Dio stesso non poteva passare attraverso l'anima e le pagine di Barrès che come il più alto degli individui: pensiero diventato volontà nella creazione, giustizia di giustiziere nella storia, provvidenza di primogeniture e di elezioni nella vita. Quindi egli ha pensato, scritto, ma non mai operato, in un sogno di grandezza che talvolta arrivava all'empietà: ha vantato tutto, i fantasmi della potenza, imperatori e gesuiti, i santi e gli eroi; sentinella di confine sempre colla spada nel pugno e la lanterna accesa la notte, cavaliere di torneo coi colori della Francia nella fascia e la frenesia della vittoria negli occhi; poeta nella prosa come pochissimo nel verso; originale non nell'idea ma nel sentimento, vivo ancora più nell'accento che nella parola.
I suoi libri hanno lo squillo della diana: sferzano i desti e i dormienti, gridano la battaglia e vantano la morte per passione di vita.
L'accetteranno all'Accademia?
Ne dubito.
Egli non è un grande, ma un vivo: Rostand, invece, non vi è nemmeno un morto, poichè non visse mai in nessuna delle proprie figure e i suoi versi stanno alla poesia come il tamarindo al vino.
Ma Barrès ha dato la vita a qualche fantasma: ricordate i paesaggi di Aigues-mortes, i Deracinés, quella pagina rovente, lugubre, spaventevole contro Dreyfus, quando condannato gli strapparono i galloni dinanzi ad una compagnia di soldati pallidi di collera e di silenzio: una pagina che è un capolavoro e basta sola all'immortalità di uno scrittore? Quanti in Italia ne hanno scritto una simile? E non parlo dei letterati gloriosi e glorificanti la scuola, ma degli artisti, dei poeti, degli scrittori veri, saliti nella vita e per la vita, rinnovando, creando quello che in Italia non c'era, la lingua, lo stile, la figura, la parola vivente.
Adesso i giornali francesi attaccano Barrès: il Matin gli rinfacciava ieri quel magnifico opuscolo.
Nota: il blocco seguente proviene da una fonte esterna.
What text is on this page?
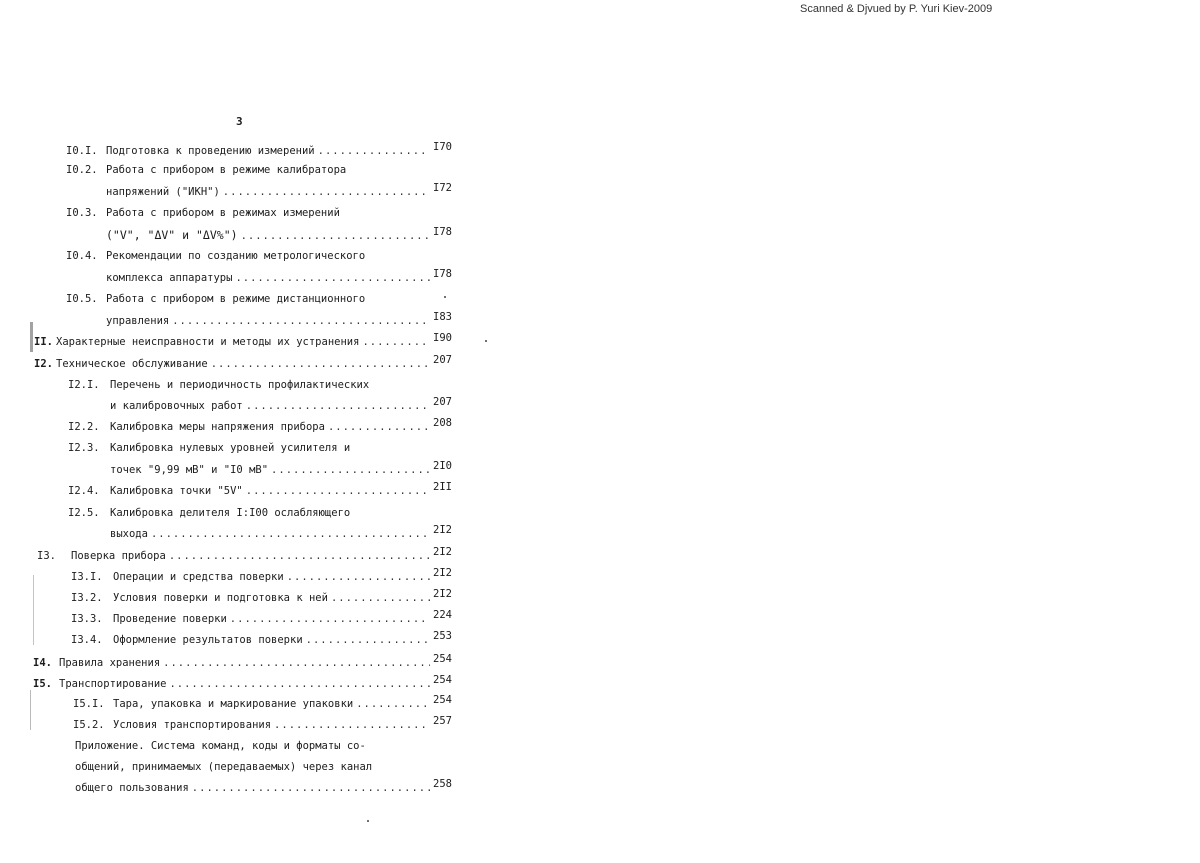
Scanned & Djvued by P. Yuri Kiev-2009
3
I0.I. Подготовка к проведению измерений .....	I70
I0.2. Работа с прибором в режиме калибратора
напряжений ("ИКН") .....	I72
I0.3. Работа с прибором в режимах измерений
("V", "ΔV" и "ΔV%") .....	I78
I0.4. Рекомендации по созданию метрологического
комплекса аппаратуры .....	I78
I0.5. Работа с прибором в режиме дистанционного
управления .....	I83
II. Характерные неисправности и методы их устранения .....	I90
I2. Техническое обслуживание .....	207
I2.I. Перечень и периодичность профилактических
и калибровочных работ .....	207
I2.2. Калибровка меры напряжения прибора .....	208
I2.3. Калибровка нулевых уровней усилителя и
точек "9,99 мВ" и "I0 мВ" .....	2I0
I2.4. Калибровка точки "5V" .....	2II
I2.5. Калибровка делителя I:I00 ослабляющего
выхода .....	2I2
I3.	Поверка прибора .....	2I2
I3.I. Операции и средства поверки .....	2I2
I3.2. Условия поверки и подготовка к ней .....	2I2
I3.3. Проведение поверки .....	224
I3.4. Оформление результатов поверки .....	253
I4. Правила хранения .....	254
I5. Транспортирование .....	254
I5.I. Тара, упаковка и маркирование упаковки .....	254
I5.2. Условия транспортирования .....	257
Приложение. Система команд, коды и форматы со-
общений, принимаемых (передаваемых) через канал
общего пользования .....	258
Una visita sopra un campo di battaglia: ed è giusto: nello scorcio di quel libretto vi è tutto Barrès. Egli vanta la guerra, la strage dei soldati morti per difendere la Francia contro la razza tedesca: l'odore della polvere e del sangue lo ubbriaca, le ferite sanguinano eloquentemente, i feriti hanno una maestà che domina la vita e la morte, i morti composti nella eterna bellezza di un quadro trionfano immoti.
Eppure Barrès non sa o non vuol sapere che il suo individualismo, così intrattabile ed imperatorio, è cliente di un tedesco ben più altero, e poeta e filosofo originale, Federico Nietzsche. Questi è l'avversario di Carlo Marx; egli solo ha saputo rispondere alla esagerazione del sistema socialista con un'altra esagerazione, che involgeva e sollevava tutta l'anima umana in una religione e in una idolatria dell'individuo in mezzo a tutte le bufere della vita, fra i più vasti orizzonti della storia, fin sulle cime più inaccesse del pensiero.
Tale risposta era inevitabile, poichè la legge del binomio domina vita e storia.
E dopo Nietzsche pullularono ribelli ed individualisti, la moda vi si mescolò, la ribellione alla piazza fu un nuovo vanto aristocratico, l'originalità di chi non ne aveva un'altra, la volgarità degli ultimi falsi eletti contro il volgo, che saliva scomposto, deforme, informe forse, ma saliva e giustificava colla forza incontrastabile della ascensione il proprio diritto.